Around this time every year, surveys tout the fact that 80 percent of Americans will have broken their New Year’s resolutions by February. But according to a Texas A&M University cognitive neuroscientist, the fault of this failure doesn’t lie solely in a lack of willpower, but rather in a lack of understanding of how the brain processes—and changes—habitual behavior.
Brian Anderson, assistant professor in the Department of Psychological and Brain Sciences in the College of Liberal Arts, explained that when you make a New Year’s resolution vowing to add a good habit to your routine, you’re automatically faced with the much-tougher task of eliminating a long-entrenched bad habit—a habit that, more often than not, offers immediate rewards.
While relying on willpower is important in the short term, the key to keeping your resolution over the long term is determined by how successfully you “retrain” your habit by substituting one behavior with another. If your brain accepts that the reward for the good behavior trumps the reward for the bad behavior, the new habit can prevail.
“Ultimately,” Anderson said, “the goal should be to develop new habits that compete with the old ones, and finally out-compete them.”
Retraining a Habit
Anderson’s research studies the way in which reward learning changes the way individuals see the world, particularly in terms of addiction. Concentrating on the relationship between the brain’s visual and action systems, he seeks to answer questions pertaining to what individuals think about, why they think about these things and how their bodies respond.
“You really can’t help but pay attention to the things you find alluring, even if you know it’s not good for you,” Anderson explained. “Your brain is wired in such a way that the part that understands consequences is different from the part that controls habit-driven responses, and the two will wage war against each other when they disagree.”
The key to retraining a bad habit, he said, lies not in knowing what you should do, but rather in establishing a better reward for the good habit than the one offered by the bad habit.
A resolution to spend an hour after work exercising, for instance, means you won’t be spending that hour relaxing in the recliner. Unless you establish a better reward for exercising than telling yourself, “It’s good for me,” the instant gratification provided by the recliner will ultimately prevail.
Relying on willpower to fight the urge to give in to a firmly ingrained habit might work for a short period of time, but such “white-knuckling” won’t change a habit for the long term, Anderson said. Rather than simply eliminating an old habit, the success of sustainable change instead requires replacing it with a new, action-oriented one. Ideally, that new habit should be consistent, whether it’s replacing a cigarette with a piece of hard candy, removing your plate the moment you begin to feel full or taking a walk instead of turning on the television.
“Instead of merely telling yourself, ‘Don’t do X,’ you should focus on putting Y in its place,” Anderson said. “I can train Y, but I can’t train the absence of X.”
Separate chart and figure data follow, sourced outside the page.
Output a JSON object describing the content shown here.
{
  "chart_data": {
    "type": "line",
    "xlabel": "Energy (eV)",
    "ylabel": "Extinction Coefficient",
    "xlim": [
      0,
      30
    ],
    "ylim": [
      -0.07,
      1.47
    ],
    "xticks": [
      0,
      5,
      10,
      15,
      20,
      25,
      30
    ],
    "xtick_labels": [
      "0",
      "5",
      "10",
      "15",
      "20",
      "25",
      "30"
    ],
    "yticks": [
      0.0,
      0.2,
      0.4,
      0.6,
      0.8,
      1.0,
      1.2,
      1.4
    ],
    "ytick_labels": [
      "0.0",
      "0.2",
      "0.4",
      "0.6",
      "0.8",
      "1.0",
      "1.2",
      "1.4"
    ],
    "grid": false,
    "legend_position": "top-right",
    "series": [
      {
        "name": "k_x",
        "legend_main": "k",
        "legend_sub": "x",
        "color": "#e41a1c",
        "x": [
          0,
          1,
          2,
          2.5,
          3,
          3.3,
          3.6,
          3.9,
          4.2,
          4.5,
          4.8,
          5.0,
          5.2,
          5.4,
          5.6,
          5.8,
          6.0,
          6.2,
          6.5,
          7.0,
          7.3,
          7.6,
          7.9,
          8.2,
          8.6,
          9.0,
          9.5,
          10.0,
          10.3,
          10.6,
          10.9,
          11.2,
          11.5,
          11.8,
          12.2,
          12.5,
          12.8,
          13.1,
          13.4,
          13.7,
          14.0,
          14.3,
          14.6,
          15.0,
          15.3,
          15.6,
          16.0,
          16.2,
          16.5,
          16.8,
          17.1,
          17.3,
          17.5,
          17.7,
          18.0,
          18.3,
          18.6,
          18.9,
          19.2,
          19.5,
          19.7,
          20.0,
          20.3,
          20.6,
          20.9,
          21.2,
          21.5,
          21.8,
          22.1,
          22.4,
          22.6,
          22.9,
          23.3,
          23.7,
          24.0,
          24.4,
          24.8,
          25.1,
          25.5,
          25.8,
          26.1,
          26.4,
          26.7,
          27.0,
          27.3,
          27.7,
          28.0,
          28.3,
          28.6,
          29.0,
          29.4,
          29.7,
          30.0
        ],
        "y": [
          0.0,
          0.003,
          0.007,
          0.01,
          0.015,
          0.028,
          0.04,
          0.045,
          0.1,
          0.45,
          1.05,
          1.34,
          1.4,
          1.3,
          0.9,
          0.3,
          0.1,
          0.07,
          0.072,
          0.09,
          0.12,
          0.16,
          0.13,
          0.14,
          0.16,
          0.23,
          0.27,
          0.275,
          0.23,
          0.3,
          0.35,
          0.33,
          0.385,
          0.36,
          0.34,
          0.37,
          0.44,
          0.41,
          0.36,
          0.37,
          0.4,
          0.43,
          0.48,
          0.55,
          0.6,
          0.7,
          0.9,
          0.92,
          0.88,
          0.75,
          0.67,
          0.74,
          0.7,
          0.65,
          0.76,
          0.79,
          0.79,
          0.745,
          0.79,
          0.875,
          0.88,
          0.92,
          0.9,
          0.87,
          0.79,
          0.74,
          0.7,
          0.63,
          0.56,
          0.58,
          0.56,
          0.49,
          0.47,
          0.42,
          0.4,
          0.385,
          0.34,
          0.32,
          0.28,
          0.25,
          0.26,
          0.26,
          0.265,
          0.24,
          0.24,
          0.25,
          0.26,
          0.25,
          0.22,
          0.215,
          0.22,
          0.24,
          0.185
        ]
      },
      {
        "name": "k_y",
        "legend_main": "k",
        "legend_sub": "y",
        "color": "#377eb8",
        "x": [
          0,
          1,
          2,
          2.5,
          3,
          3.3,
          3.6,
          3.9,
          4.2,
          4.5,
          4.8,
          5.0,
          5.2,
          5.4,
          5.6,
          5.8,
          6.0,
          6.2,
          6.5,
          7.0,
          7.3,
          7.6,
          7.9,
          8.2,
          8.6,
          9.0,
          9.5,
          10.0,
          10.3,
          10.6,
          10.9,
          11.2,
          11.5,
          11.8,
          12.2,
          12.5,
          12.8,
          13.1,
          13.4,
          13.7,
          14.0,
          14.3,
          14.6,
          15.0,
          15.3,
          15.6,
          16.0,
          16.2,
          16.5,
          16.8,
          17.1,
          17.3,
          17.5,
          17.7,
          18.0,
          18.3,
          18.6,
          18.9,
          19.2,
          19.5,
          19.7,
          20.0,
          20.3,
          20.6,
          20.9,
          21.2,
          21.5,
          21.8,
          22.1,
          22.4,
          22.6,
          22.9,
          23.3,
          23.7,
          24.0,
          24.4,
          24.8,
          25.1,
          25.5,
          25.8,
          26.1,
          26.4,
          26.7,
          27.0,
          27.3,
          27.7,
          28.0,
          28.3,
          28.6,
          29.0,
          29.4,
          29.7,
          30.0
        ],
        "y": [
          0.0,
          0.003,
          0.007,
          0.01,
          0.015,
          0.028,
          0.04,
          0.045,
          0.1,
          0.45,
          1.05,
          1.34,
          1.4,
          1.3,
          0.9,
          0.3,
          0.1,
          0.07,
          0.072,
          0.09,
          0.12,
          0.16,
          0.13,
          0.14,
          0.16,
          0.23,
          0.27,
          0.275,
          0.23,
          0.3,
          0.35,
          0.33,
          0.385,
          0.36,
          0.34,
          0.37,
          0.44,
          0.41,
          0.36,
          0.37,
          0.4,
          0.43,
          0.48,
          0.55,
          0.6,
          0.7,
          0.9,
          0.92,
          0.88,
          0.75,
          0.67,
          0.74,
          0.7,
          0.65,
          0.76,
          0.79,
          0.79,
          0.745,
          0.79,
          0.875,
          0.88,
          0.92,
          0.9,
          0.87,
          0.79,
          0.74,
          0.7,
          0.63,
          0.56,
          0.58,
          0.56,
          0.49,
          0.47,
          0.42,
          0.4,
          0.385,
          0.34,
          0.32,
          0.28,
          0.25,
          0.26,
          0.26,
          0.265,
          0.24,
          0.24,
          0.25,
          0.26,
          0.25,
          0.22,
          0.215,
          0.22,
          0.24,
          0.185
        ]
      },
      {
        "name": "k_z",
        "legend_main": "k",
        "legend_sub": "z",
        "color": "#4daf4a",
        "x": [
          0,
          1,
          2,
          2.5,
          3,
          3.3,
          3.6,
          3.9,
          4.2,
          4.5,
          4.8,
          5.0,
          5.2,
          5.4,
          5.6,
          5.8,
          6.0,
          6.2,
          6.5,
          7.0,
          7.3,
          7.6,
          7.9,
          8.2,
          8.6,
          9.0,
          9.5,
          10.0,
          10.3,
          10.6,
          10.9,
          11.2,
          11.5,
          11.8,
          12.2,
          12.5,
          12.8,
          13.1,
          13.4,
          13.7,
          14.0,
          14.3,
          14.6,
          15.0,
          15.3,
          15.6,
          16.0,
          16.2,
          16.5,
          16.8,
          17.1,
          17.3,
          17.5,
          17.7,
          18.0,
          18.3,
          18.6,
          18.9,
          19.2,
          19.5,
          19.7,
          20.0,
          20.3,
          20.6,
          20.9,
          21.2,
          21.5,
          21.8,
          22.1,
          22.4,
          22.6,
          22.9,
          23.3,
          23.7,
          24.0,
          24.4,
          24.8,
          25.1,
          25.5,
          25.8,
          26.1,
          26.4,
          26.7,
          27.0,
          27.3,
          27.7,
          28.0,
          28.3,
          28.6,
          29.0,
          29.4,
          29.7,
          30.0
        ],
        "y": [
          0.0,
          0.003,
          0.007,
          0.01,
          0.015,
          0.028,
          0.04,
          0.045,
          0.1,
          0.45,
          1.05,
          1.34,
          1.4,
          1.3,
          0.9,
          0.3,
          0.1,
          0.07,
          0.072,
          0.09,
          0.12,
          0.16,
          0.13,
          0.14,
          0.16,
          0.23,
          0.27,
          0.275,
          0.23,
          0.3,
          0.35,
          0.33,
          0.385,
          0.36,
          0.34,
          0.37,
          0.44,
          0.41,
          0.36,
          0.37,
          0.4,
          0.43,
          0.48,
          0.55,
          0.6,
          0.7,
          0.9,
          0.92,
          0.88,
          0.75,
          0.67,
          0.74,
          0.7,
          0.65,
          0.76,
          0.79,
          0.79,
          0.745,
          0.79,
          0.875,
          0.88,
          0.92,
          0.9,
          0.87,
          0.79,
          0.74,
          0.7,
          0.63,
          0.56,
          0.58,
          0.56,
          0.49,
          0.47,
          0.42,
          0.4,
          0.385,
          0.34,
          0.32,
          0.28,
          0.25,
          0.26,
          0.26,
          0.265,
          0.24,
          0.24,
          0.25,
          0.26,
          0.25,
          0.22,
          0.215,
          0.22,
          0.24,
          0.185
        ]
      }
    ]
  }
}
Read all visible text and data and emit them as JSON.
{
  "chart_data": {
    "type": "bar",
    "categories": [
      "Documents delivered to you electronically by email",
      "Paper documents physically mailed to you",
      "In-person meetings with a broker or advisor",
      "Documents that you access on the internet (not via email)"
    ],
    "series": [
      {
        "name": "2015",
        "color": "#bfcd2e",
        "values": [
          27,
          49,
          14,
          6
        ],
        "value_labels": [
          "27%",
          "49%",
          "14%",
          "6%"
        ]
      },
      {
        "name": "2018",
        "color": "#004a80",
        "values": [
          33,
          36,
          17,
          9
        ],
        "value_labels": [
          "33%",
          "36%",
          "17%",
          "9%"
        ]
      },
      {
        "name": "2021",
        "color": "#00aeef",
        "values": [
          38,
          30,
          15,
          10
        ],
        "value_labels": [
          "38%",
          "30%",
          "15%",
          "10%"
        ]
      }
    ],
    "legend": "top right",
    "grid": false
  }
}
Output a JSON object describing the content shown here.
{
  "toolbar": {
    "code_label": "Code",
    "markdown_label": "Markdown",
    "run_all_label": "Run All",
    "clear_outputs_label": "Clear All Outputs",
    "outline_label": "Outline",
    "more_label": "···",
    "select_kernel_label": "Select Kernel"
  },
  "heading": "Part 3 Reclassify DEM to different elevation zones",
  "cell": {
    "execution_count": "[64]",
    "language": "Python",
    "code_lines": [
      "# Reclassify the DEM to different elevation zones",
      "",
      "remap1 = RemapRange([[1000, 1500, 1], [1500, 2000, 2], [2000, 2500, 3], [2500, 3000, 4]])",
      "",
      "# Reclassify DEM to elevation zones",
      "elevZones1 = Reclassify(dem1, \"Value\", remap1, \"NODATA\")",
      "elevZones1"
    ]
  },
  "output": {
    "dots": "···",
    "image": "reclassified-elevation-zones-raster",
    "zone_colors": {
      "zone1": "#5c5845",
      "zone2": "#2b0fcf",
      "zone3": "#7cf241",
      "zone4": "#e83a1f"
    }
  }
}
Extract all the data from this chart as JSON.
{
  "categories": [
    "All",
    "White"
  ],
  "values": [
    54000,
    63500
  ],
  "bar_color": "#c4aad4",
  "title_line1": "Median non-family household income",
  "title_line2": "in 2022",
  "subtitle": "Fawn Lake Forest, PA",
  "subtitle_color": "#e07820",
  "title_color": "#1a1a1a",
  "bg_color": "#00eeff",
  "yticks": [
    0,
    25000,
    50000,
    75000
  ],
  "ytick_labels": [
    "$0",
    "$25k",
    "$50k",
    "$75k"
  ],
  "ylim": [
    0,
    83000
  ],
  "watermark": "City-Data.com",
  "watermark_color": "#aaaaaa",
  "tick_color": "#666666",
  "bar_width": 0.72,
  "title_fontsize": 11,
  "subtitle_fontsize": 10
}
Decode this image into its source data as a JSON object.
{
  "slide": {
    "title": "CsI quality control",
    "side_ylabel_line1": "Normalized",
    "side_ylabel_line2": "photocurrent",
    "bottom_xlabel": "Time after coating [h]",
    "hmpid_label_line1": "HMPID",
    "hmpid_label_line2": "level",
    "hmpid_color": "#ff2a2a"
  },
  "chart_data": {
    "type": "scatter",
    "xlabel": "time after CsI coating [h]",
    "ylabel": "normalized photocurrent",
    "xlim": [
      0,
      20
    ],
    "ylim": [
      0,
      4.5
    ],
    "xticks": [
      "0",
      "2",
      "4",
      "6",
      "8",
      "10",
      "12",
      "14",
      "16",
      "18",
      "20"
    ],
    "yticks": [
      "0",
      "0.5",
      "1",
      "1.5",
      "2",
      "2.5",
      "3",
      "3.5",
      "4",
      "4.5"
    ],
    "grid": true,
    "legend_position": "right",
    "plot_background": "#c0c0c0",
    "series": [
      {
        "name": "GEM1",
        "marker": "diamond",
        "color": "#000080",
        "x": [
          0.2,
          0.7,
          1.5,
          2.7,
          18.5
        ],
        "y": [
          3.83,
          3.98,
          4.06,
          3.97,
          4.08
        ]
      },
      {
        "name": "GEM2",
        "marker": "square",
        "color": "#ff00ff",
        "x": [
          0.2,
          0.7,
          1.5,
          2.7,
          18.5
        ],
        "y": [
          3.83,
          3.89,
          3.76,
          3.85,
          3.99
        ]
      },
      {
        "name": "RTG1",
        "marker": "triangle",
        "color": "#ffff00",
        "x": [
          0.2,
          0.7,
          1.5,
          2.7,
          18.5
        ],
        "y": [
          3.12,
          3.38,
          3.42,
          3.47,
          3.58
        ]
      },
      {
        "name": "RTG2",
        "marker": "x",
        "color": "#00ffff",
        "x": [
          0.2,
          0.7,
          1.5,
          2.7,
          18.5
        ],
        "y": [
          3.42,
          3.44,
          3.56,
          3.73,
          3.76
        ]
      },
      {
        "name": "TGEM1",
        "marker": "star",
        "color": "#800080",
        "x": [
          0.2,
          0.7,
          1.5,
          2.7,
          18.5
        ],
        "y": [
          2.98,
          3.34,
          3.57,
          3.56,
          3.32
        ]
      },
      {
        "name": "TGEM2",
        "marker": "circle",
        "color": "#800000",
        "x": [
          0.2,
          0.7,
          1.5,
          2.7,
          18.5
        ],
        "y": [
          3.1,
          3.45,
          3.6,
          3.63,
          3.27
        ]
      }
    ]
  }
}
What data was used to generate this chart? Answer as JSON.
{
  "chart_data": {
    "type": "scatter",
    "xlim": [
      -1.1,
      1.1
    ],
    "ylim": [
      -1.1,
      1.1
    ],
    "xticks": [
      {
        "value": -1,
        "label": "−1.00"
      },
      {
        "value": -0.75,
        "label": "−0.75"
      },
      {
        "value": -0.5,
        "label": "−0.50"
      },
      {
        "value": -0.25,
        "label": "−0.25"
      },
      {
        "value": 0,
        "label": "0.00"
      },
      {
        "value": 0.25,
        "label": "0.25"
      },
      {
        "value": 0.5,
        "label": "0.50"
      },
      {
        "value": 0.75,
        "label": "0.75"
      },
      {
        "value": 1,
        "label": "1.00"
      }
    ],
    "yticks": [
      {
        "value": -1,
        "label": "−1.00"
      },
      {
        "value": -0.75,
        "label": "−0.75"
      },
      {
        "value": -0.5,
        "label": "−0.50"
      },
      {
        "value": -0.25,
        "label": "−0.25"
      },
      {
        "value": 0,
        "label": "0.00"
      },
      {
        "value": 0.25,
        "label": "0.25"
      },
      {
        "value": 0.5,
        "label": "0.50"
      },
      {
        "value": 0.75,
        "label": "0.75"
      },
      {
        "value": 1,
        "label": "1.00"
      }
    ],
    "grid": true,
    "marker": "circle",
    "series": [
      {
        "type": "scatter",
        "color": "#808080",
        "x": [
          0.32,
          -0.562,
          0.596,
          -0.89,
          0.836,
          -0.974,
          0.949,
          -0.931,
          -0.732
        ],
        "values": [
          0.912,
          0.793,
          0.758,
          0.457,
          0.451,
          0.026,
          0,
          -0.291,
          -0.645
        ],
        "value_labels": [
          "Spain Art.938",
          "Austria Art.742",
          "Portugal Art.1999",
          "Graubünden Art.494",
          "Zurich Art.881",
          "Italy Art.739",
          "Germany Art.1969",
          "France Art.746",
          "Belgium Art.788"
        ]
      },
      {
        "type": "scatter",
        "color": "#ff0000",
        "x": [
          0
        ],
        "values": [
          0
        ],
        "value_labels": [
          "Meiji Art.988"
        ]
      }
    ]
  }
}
The Role of White Knuckles
Even though a white-knuckle response to kicking a bad habit isn’t an ultimate solution, Anderson stressed that this willingness to persevere plays a vital role in bridging the gap between the decision to eliminate a bad habit and successfully retraining your brain to embrace a better habit.
As an example, Anderson pointed to the popular resolution of healthier eating.
If you know that you should be eating vegetables, he said, but see a piece of cake, the visual part of your brain activates the motor part of your brain, which propels you to action. At first, exercising self-control is vital in overcoming this natural brain response—one that anticipates the instant gratification offered by the cake. With time, though, you will find that eating vegetables instead of sweets gives you energy and helps you feel better. If you can persevere until you reach that point, you stand a good chance of choosing the reward of feeling good over the reward of satisfying your sweet tooth.
White-knuckling will no longer be needed after you’ve successfully retrained this eating habit, he said.
The most dangerous obstacle to retraining a habit? Cheating.
It takes time for your brain to choose the less-immediate reward of eating vegetables with the instantaneous reward of eating cake, Anderson explained. Each time you allow yourself to eat cake as you’re trying to retrain this habit, you are fueling your old habit by reinforcing the reward it provides.
“‘Don’t cheat’ is the strongest recommendation I would offer,” Anderson said. “If you want the old habit to fizzle out, you’ve got to starve it.”
With time, a retrained habit can become as natural as your other daily habits: brushing your teeth, starting your car, washing your hands. Retraining habits, Anderson said, enables you to have more control over your life.
“It’s allowing that behavior to be consistent with who you intend to be and what you want to get out of your life,” he said.